What: Intel’s Proactive Health project is seeking creative technology designs and demonstration prototypes in two primary areas: social health monitoring and support (SHMS) and daily routine monitoring and management (DRMM).
- Project Brief: PDF | 0.4 MB
The current goal of Intel’s Proactive Health project is to explore, demonstrate and test a variety of home health technologies aimed at prolonging elders’ independence and enhancing their quality of life. The initial focus of the Proactive Health project is on addressing the needs of elders coping with various stages of cognitive decline. Social researchers working on the Intel Proactive Health project have conducted extensive ethnographic studies of elder households with the goal of developing a deep understanding of the everyday lives of elders and their caregivers. An important design requirement that emerged from those studies was the need to design and develop novel technologies that can be embedded into the everyday routines and household devices used by elders. Engineers working on the Proactive Health project are currently prototyping a number of sensing technologies based on Intel platforms and infrastructure.

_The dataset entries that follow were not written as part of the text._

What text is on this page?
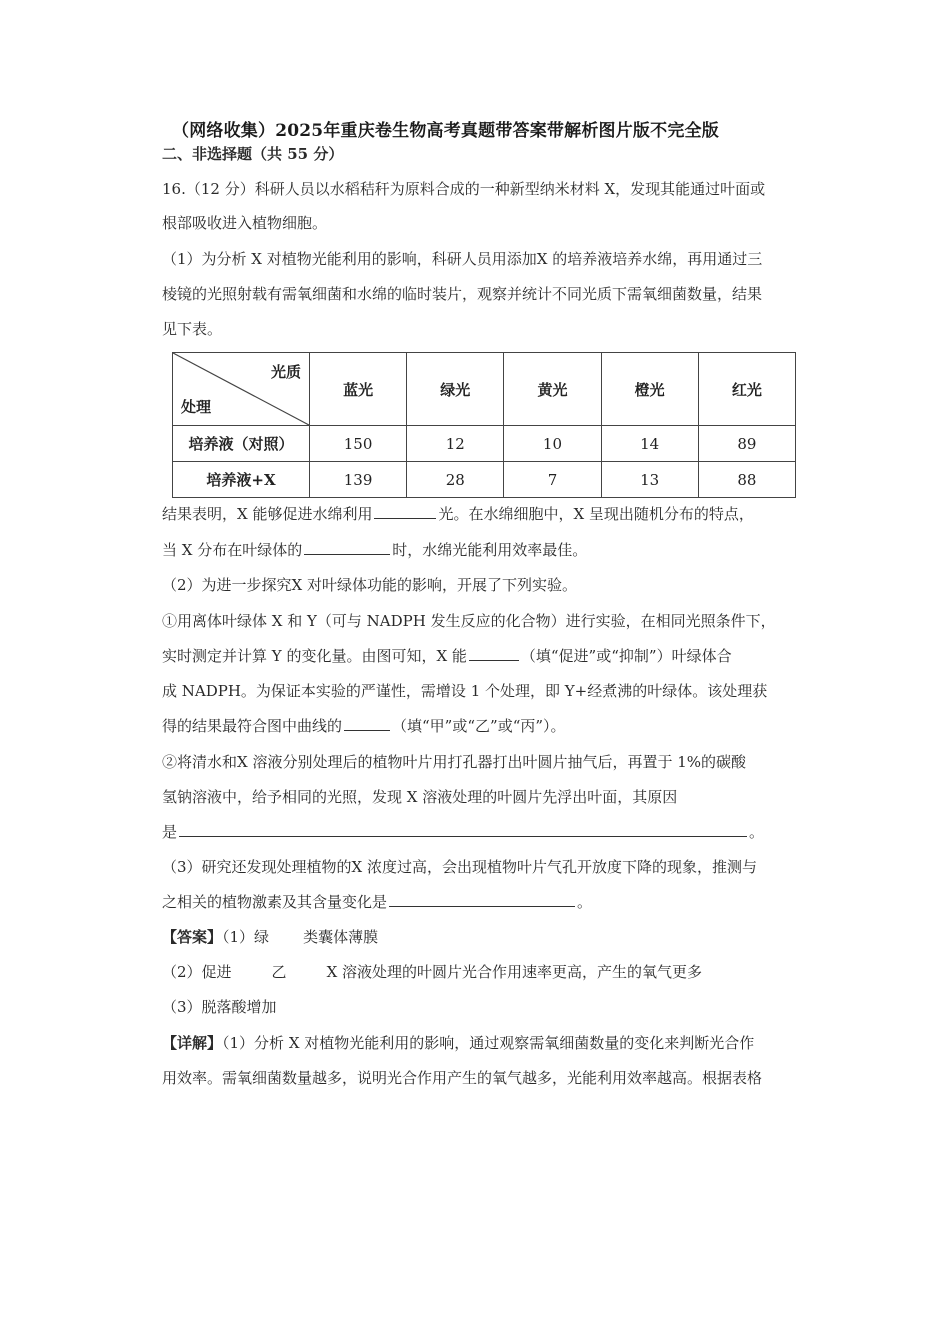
（网络收集）2025年重庆卷生物高考真题带答案带解析图片版不完全版
二、非选择题（共 55 分）
16.（12 分）科研人员以水稻秸秆为原料合成的一种新型纳米材料 X，发现其能通过叶面或
根部吸收进入植物细胞。
（1）为分析 X 对植物光能利用的影响，科研人员用添加X 的培养液培养水绵，再用通过三
棱镜的光照射载有需氧细菌和水绵的临时装片，观察并统计不同光质下需氧细菌数量，结果
见下表。
光质
处理	蓝光	绿光	黄光	橙光	红光
培养液（对照）	150	12	10	14	89
培养液+X	139	28	7	13	88
结果表明，X 能够促进水绵利用	光。在水绵细胞中，X 呈现出随机分布的特点，
当 X 分布在叶绿体的	时，水绵光能利用效率最佳。
（2）为进一步探究X 对叶绿体功能的影响，开展了下列实验。
①用离体叶绿体 X 和 Y（可与 NADPH 发生反应的化合物）进行实验，在相同光照条件下，
实时测定并计算 Y 的变化量。由图可知，X 能	（填“促进”或“抑制”）叶绿体合
成 NADPH。为保证本实验的严谨性，需增设 1 个处理，即 Y+经煮沸的叶绿体。该处理获
得的结果最符合图中曲线的	（填“甲”或“乙”或“丙”）。
②将清水和X 溶液分别处理后的植物叶片用打孔器打出叶圆片抽气后，再置于 1%的碳酸
氢钠溶液中，给予相同的光照，发现 X 溶液处理的叶圆片先浮出叶面，其原因
是	。
（3）研究还发现处理植物的X 浓度过高，会出现植物叶片气孔开放度下降的现象，推测与
之相关的植物激素及其含量变化是	。
【答案】（1）绿 类囊体薄膜
（2）促进	乙	X 溶液处理的叶圆片光合作用速率更高，产生的氧气更多
（3）脱落酸增加
【详解】（1）分析 X 对植物光能利用的影响，通过观察需氧细菌数量的变化来判断光合作
用效率。需氧细菌数量越多，说明光合作用产生的氧气越多，光能利用效率越高。根据表格
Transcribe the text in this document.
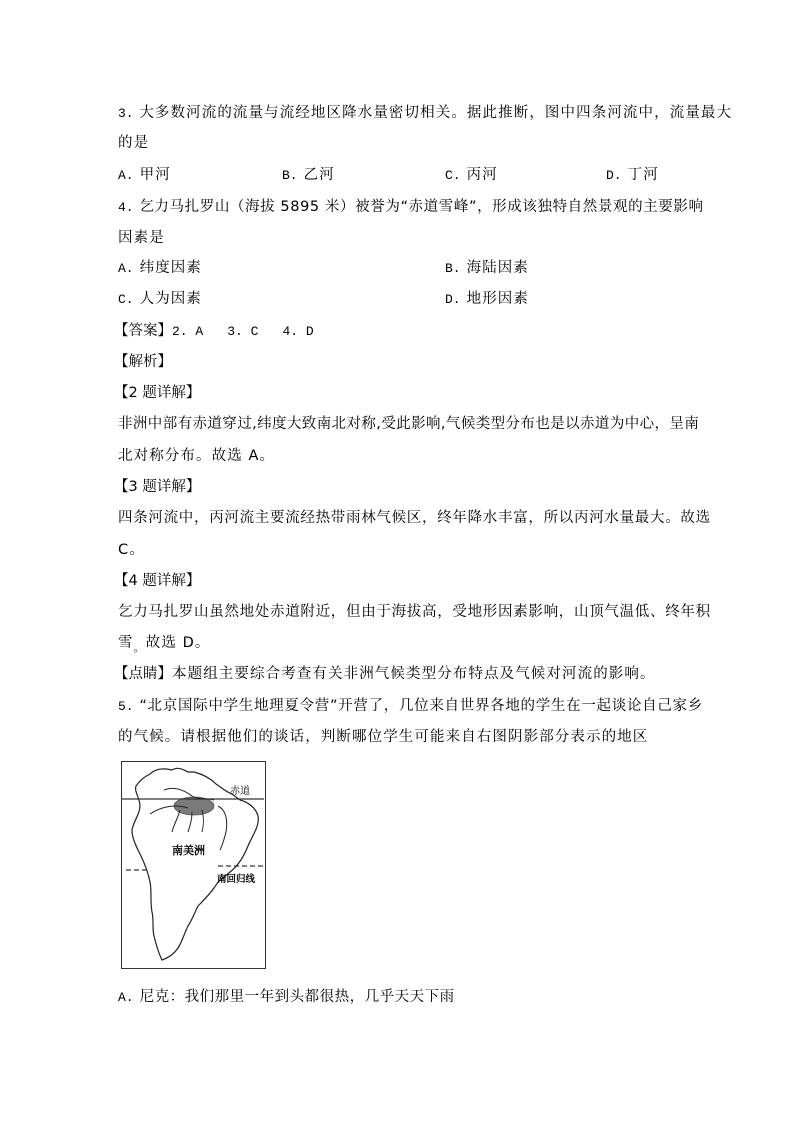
3. 大多数河流的流量与流经地区降水量密切相关。据此推断，图中四条河流中，流量最大
的是
A. 甲河	B. 乙河	C. 丙河	D. 丁河
4. 乞力马扎罗山（海拔 5895 米）被誉为“赤道雪峰”，形成该独特自然景观的主要影响
因素是
A. 纬度因素	B. 海陆因素
C. 人为因素	D. 地形因素
【答案】2. A 3. C 4. D
【解析】
【2 题详解】
非洲中部有赤道穿过,纬度大致南北对称,受此影响,气候类型分布也是以赤道为中心，呈南
北对称分布。故选 A。
【3 题详解】
四条河流中，丙河流主要流经热带雨林气候区，终年降水丰富，所以丙河水量最大。故选
C。
【4 题详解】
乞力马扎罗山虽然地处赤道附近，但由于海拔高，受地形因素影响，山顶气温低、终年积
雪$_。$故选 D。
【点睛】本题组主要综合考查有关非洲气候类型分布特点及气候对河流的影响。
5. “北京国际中学生地理夏令营”开营了，几位来自世界各地的学生在一起谈论自己家乡
的气候。请根据他们的谈话，判断哪位学生可能来自右图阴影部分表示的地区
赤道
南美洲
南回归线
A. 尼克：我们那里一年到头都很热，几乎天天下雨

Intel’s Proactive Health project is seeking creative technology designs and demonstration prototypes in two primary areas: social health monitoring and support (SHMS) and daily routine monitoring and management (DRMM).
Social Health Monitoring and Support (SHMS)
Social Health Monitoring and Support focuses on detecting, monitoring and facilitating social interaction between elders and other people-what Intel’s Proactive Health team refers to as “social connectedness.” A key technical challenge in this area involves detection of elder interaction (in person, on the phone, or via some other communication technology). Technology solutions that enable SHMS should be designed and developed with the goal of addressing questions such as:
- What are some ways of enabling a remote caregiver to detect when an elder is interacting with another person?
- What channel of communication is being used during a particular elder interaction (i.e. face-to-face, telephone, etc.)?
- How long did the interaction last?
- What was the interaction about?
- How can certain changes in elder speech patterns be detected that might signal cognitive decline or other problems?
- What are some non-intrusive ways of providing elders with feedback about their level of social connectedness (e.g. through the use of ambient displays)?
One technology approach might involve the use of mote-based wearable sensors that detect certain conversational properties. Imagine for instance a pendant worn by an elder that records the number of minutes he or she spends talking. Another approach might be a brooch worn by an elder that measures the number of gaps between his or her words. Output from such devices could be sent to an application running on a PC that generates certain conversational statistics. These statistics could, in turn, be used to provide a measure of an elder’s social health as well as longer-term changes in speech fluency.
Daily Routine Monitoring and Management (DRMM)
The focus of Daily Routing Monitoring and Management is on monitoring elders’ daily routines and assisting them with their routines on an as-needed basis. Technologies designed for DRMM should address questions such as:
- What are some ways of detecting whether an elder followed or departed from his or her morning ritual?
- What are some means for detecting whether an elder is having a “good” day or a “bad” day?
- What are some ways of sensing when a remote caregiver needs to be alerted?
- What are some ways of distinguishing between urgent and non-urgent information about the elder?
- What are some non-intrusive ways in which non-urgent information about an elder’s day can be shared with a remote caregiver?
- What kinds of informational displays are more appropriate for use in an elder’s home?
- What are some ways of helping an elder get started on their routine or pick up where they left off if they’ve lost their way?
Technology solutions might employ mote-based technologies that place low demands on an elder’s attention and involve minimal learning (e.g. via use of ambient displays). Imagine, for example, a kinetic sculpture that provides an elder with information about how far he or she is from achieving his or her daily exercise goal. Alternatively, imagine a technology that might help the elder detect emergent opportunities to take a walk with a friend. Technologies designed and developed for DRMM should focus on intuitive, unconventional indicators and employ technologies that can be embedded in tangible objects versus technologies that use LEDs and traditional monitor-based displays.
The result presented in May was the system with the two included devices that has been successfully given the properties that the project group aimed for. A few new creative functions have emerged that aim to fulfil and further exceed the user’s expectations.
Looking back on this project, having used this product development methodology in a distributed collaboration with Stanford University and the Royal Institute of Technology, the INTELiCARE members feel they have been successful in creating new solutions that promote the wellbeing of elderly people.